Only during five months of the year does Alaska's weather make passenger cruising in the famous Inland Passage feasible and enjoyable. High season is June through August, when temperatures are between 60 and 80 degrees in the daytime and cooler at night, and shoulder season is early May and late September.
Although cruising during shoulder times is less expensive and less crowded, shore excursions---especially those involving boats and helicopters---are more likely to be canceled then. Temperatures are lower and daylight hours fewer.
Northbound cruises of the Inside Passage, which most often depart from Seattle or Vancouver, tend to be a little less expensive than southbound cruises, which depart from Alaska's Juneau, Ketchikan, Seward, Skagway and Whittier. (Airfares to Alaska are pricey, though cruises are a good value.)
So many cruise ships now crowd Alaska that it's often necessary for ships to drop anchor some distance out and send passengers ashore by boat.
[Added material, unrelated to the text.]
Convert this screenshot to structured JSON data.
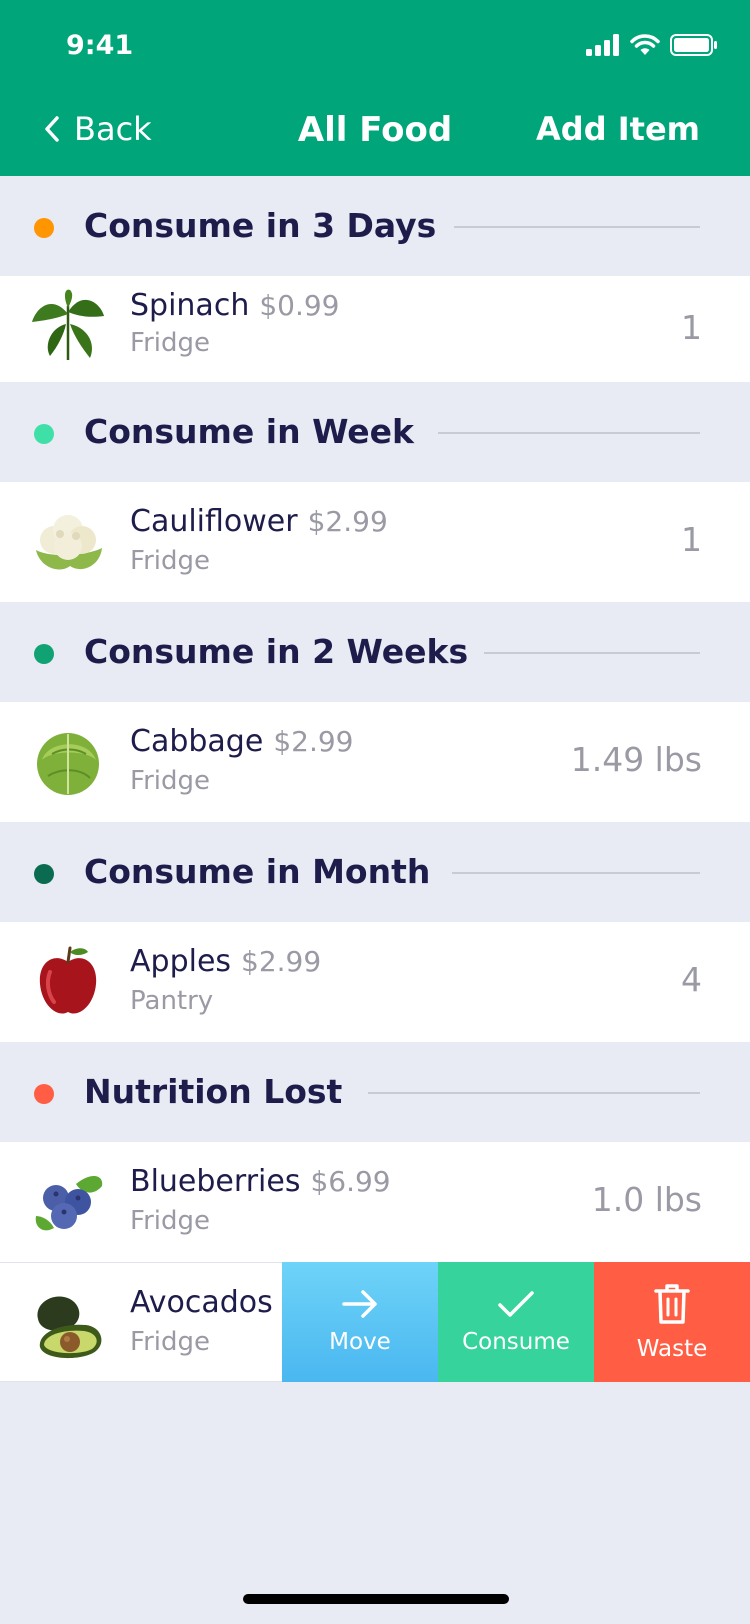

Crowded ports also mean guests don't always get their first-choice excursions. So, when choosing a cruise, ask about these issues and make tour reservations well in advance.
If you prefer, you can also see Alaska from an Alaska Marine Highway State Ferry, which enables you to take your vehicle to other ports. These also offer food and private accommodations for overnight as well as a public area for sleeping bags. They depart from Bellingham, Washington, and Prince Rupert, British Columbia.